The 2018 NFL Draft has came and went so now it’s time to take a look at which Nittany Lions could see their names called in 2019. Unlike last year when there were multiple Penn State players who were locks to get drafted even a year out, that really isn’t the case with this group. By and large, the majority of the talent is still a bit unproven so there really aren’t any bonafide Day 1 or Day 2 picks...yet.
QB Trace McSorley — 6-foot-0, 198 pounds
I touched on McSorley’s draft prospects in the MMQB here, but as you could imagine, I am already preparing for his Hall of Fame ceremony in Canton.
CB Amani Oruwariye — 6-foot-1, 204 pounds
Oruwariye was Penn State’s most productive cornerback last season, picking off four passes. Add in his elite size and length, and Oruwariye should find himself solidly in the mid-round territory. We’ll see if he can become a bit more consistent in his fifth year because Oruwariye was susceptible to getting beat deep on occasion.
WR DeAndre Thompkins — 5-foot-11, 191 pounds
Thompkins doesn’t have great size, but he’ll test really, really well in athletic testing. He doesn’t have gaudy stats, but has played a lot of football at Penn State, and has flashed the ability to stretch the field. Like anyone else on this list, a big senior season will go a long way in seeing his name called next April.
DE Shareef Miller — 6-foot-5, 256 pounds
Out of all of Penn State’s potential early entrants, I believe Miller is most likely to go. He’s improved every year while in Happy Valley, seeing a bump in production from his freshman year (1.5 sacks, 5 TFLs) to his sophomore year (5.5 sacks, 11.5 TFLs).
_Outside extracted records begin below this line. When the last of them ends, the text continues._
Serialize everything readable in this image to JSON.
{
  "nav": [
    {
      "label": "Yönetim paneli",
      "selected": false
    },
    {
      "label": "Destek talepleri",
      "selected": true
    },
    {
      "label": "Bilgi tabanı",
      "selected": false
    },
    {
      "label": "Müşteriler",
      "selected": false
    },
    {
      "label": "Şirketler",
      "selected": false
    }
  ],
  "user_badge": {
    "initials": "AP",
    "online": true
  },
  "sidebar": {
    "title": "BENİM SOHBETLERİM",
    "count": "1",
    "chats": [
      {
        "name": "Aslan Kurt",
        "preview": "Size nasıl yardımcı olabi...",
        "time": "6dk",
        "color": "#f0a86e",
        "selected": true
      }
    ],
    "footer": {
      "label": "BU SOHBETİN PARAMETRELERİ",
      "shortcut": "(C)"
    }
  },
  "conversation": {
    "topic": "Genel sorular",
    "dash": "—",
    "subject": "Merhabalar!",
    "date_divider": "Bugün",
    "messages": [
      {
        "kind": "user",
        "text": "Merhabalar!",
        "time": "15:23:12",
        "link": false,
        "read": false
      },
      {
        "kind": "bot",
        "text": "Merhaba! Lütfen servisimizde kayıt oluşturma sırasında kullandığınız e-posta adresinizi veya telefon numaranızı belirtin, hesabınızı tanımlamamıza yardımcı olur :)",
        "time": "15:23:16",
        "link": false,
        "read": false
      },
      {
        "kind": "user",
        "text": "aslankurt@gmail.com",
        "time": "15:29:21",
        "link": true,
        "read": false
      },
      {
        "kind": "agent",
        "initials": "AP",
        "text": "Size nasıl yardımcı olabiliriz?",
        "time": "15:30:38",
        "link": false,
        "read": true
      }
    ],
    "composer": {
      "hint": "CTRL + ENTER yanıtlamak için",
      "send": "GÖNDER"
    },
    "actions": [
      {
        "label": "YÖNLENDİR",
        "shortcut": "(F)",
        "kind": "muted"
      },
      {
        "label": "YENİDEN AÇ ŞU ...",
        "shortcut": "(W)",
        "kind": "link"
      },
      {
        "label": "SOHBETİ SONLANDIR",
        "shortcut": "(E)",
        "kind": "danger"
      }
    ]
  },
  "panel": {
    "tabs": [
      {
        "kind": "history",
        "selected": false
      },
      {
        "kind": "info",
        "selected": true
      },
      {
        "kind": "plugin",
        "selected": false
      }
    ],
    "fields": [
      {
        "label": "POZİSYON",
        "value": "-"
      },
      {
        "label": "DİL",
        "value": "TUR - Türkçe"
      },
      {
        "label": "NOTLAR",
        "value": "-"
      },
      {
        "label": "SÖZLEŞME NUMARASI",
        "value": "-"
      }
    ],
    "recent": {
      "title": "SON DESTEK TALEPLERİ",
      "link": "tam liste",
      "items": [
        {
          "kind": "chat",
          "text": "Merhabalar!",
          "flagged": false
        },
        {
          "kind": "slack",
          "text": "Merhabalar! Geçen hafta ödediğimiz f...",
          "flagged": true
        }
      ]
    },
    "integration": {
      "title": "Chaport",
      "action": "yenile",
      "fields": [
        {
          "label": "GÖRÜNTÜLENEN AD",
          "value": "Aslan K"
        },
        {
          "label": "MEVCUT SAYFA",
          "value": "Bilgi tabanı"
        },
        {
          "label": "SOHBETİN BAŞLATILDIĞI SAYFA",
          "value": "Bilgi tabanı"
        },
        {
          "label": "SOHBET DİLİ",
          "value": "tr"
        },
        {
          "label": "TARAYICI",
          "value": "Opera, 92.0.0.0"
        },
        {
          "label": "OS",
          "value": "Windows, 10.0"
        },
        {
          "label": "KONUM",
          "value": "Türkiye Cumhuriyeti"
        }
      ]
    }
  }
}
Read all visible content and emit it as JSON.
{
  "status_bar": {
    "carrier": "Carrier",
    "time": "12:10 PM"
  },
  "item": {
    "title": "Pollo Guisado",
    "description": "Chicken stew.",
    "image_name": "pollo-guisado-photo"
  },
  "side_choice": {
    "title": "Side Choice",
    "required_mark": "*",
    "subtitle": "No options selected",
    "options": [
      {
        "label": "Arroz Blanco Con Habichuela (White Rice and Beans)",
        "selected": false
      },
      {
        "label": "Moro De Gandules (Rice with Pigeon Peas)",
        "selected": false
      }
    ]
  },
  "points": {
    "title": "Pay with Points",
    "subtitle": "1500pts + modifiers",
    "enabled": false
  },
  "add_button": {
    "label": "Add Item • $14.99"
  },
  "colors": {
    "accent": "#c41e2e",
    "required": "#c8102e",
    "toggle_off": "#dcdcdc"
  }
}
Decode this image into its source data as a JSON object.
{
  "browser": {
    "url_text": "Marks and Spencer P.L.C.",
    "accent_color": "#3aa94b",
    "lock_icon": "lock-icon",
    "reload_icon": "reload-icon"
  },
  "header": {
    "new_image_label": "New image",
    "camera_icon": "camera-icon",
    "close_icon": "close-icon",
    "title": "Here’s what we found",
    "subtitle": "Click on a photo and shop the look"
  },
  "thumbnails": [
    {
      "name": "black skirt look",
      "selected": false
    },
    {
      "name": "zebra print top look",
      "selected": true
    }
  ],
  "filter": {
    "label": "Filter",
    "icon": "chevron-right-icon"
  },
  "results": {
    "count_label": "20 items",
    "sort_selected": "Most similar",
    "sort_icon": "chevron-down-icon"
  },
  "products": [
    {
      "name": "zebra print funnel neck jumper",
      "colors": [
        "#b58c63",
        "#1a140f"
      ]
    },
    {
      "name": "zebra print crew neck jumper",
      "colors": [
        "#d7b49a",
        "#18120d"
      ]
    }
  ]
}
If that trend continues, it means that Miller will have an All-Big Ten type season, and someone with his athleticism and length will be highly coveted at the next level.
WR Juwan Johnson — 6-foot-4, 229 pounds
Following a breakout 54-reception sophomore season, Johnson is squarely on the radar of NFL scouts and executives.
He has incredible size for a wide receiver, and has been lauded for his work ethic and the strides he made after Chris Godwin left two years ago. With two more important cogs — DaeSean Hamilton and Mike Gesicki — now gone, Johnson will again be asked to carry a heavier load, especially in the red zone. After totaling just one touchdown (although it was a pretty notable one, maybe you remember) last year, Johnson will need to become a viable red zone target. If he does, he’s someone that has Day 2 value written all over him.
RB Miles Sanders — 5-foot-11, 211 pounds
Sanders didn’t receive a ton of carries his first two years on campus for an obvious reason, but like the guy before him, Sanders has the chance to be a high NFL draft pick. The size and speed are there, but we’ll see what he can actually do the field with 15-20 touches a game. Good news for Sanders? This should be Penn State’s best offensive line since 2013, and a unit that should pave the way for a 1,000+ rushing yards season.
CB John Reid — 5-foot-10, 189 pounds
Reid doesn’t have the prototypical cornerback size which will prevent him from going in the 1st round, but he’s a rather complete cornerback otherwise. Tremendous work ethic, high football IQ, productive player, and someone who’s going to test better athletically than people realize. As long as he has a healthy 2018 season, he’s someone that NFL scouts and executives will fall in love with.
OG Ryan Bates — 6-foot-4, 305 pounds
Bates has been a welcomed addition on Penn State’s offensive line the last two years, helping shore up the pass blocking woes that plagued the unit during the early part of James Franklin’s tenure. Despite playing left tackle here in Happy Valley, Bates will be kicked inside at the next level. He’ll need to continue to progress as a run blocker, but he’s an ideal offensive guard in today’s NFL and beyond.
DE Ryan Buchholz — 6-foot-6, 264 pounds
Buchholz doesn’t have the numbers — just 4 sacks and 6 TFLs the last two seasons — but the guy is a good athlete with tremendous size, and is just a good freaking football player. He’s a really strong run defender who does a tremendous job setting the edge, which makes the lives of the linebackers and his fellow defensive linemen easier. Buchholz has also shown the versatility to play outside and inside, and honestly, will probably be a better fit in a 3-4 scheme as a 5-tech. It’s highly doubtful he leaves after this year, but whenever Buchholz does go, he’s going to be a steal.
OC Connor McGovern — 6-foot-5, 320 pounds
I only put him here because he’s getting some mock draft love, but let’s be clear: Connor McGovern is not leaving for the 2019 NFL Draft. That’s not a knock on McGovern, just the reality that the number of strictly interior offensive linemen who leave school after just three seasons is so minuscule. McGovern’s been solid during his first two seasons in Happy Valley, and he’s someone with an NFL future, but that future won’t be until 2020.